On Wed, 2007-12-05 at 20:43 +0100, Kristian Koehntopp wrote:
On Wednesday, 5. December 2007 20:21:32 Timo Sirainen wrote:
I am in the process of moving my mailboxes from an overloaded cyrus-box to a new dovecot installation. The suse-supplied 1.0.rc14 did break down with signal 6 asserts "seq 1 < seq2 ...", so I compiled a download of 1.0.8 instead. This did not change a thing.
How easily can you crash it? What do you use as filesystem?
h743107:/var/log # grep signal dovecot.log | perl -n -e '($m = $_ ) =~ /(dovecot: .*signal.*)/ and ( $m = $1 ) =~ s/child \d+/child PID/ and print "$m\n";'| sort | uniq -c 17 dovecot: child PID (imap) killed with signal 11 607 dovecot: child PID (imap) killed with signal 6
h743107:/var/log # head -1 dovecot.log Dec 1 23:31:10 h743107 dovecot: Dovecot v1.0.rc14 starting up h743107:/var/log # tail -1 dovecot.log Dec 5 20:41:18 h743107 dovecot: IMAP(azundris): Disconnected: Logged out
Either your users are doing something really strange, or there's something wrong with the server. v1.0.x has worked pretty well for a lot of people, so I have trouble believing that the real problem here is with Dovecot.
The assert you first mentioned happens if there's broken data in dovecot.index.log file. v1.1 handles this by logging an error instead of crashing. But broken data should never be written to dovecot.index.log in the first place.
The glibc free() error then is a pretty serious problem.

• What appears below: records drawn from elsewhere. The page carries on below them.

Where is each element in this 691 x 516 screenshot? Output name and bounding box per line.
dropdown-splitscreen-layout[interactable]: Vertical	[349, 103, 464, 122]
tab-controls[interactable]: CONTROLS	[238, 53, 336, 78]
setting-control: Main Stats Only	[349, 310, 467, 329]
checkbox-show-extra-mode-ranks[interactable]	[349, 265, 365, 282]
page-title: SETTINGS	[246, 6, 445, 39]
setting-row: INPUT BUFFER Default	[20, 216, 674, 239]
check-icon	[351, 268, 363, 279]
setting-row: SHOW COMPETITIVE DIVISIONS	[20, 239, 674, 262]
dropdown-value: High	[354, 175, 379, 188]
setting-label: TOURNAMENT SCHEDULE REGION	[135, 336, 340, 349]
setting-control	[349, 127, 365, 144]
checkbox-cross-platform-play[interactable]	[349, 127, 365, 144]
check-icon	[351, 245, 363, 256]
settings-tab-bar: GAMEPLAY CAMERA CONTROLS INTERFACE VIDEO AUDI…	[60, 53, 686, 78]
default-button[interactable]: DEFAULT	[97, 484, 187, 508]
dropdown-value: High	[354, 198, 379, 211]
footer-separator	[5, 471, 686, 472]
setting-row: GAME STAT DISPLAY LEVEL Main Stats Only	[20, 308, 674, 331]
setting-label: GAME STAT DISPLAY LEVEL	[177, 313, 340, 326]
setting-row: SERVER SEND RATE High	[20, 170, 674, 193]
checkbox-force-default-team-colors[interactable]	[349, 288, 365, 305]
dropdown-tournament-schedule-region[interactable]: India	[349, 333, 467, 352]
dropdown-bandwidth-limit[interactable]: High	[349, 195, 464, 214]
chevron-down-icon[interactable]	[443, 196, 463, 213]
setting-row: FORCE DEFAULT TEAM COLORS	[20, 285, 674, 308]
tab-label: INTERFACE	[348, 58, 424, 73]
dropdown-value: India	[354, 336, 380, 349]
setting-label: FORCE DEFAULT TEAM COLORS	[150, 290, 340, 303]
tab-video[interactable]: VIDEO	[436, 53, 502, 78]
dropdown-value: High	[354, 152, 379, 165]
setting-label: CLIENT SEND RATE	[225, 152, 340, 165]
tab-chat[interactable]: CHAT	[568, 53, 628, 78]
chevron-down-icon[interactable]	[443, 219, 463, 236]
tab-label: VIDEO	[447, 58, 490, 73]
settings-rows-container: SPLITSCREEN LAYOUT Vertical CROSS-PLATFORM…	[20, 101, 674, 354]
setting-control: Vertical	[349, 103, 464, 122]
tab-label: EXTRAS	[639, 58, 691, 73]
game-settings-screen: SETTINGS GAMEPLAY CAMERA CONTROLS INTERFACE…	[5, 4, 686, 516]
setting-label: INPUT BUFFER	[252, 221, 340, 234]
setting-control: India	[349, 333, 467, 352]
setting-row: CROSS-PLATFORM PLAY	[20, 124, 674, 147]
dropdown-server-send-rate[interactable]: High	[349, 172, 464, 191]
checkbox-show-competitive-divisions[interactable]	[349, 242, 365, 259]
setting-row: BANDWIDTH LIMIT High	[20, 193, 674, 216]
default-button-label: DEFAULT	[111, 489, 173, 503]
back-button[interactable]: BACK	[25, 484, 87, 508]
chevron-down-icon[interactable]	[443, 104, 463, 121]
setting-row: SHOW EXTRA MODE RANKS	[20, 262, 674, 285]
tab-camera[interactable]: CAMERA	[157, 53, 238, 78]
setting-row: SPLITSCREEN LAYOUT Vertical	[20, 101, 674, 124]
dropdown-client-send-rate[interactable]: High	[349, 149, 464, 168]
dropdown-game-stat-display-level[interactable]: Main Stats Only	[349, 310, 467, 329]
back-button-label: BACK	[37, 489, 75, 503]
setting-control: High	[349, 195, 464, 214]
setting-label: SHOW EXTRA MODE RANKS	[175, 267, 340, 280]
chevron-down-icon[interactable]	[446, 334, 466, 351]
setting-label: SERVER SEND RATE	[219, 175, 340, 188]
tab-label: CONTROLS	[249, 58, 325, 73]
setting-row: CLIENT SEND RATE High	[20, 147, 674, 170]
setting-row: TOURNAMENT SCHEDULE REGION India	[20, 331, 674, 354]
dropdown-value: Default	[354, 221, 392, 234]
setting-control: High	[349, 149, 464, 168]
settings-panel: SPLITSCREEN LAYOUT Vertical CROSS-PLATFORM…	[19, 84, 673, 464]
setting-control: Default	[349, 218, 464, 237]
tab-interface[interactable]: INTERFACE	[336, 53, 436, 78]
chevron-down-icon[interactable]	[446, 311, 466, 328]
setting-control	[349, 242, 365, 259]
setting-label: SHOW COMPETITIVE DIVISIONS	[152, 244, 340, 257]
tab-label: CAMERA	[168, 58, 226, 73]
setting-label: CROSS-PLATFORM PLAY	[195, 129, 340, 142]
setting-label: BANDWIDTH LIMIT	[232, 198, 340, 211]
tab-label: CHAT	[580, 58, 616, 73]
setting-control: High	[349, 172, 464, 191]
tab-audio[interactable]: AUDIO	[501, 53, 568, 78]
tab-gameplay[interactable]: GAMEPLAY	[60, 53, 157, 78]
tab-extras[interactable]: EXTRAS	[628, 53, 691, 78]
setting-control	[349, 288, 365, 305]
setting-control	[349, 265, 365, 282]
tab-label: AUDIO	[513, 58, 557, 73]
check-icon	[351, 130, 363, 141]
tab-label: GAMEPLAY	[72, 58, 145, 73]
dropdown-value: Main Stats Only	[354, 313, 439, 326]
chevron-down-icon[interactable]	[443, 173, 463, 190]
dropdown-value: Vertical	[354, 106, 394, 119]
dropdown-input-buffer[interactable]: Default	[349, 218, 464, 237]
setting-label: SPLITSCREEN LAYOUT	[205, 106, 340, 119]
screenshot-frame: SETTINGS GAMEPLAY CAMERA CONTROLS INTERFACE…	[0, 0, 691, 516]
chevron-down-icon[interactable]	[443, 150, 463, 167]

It just should never happen no matter what you do. The backtrace shows that it's happening on commit path when changing message flags. There's no way there's a bug in there, so either the heap was corrupted earlier by another code path, or there's something wrong with the server's memory.
If it's heap corruption it's probably in some rarely run error handling path, in which case it would help to see what errors were logged by the same process before that.
Could you send more (or all) of those asserts, backtraces and other errors you see in logs to me privately?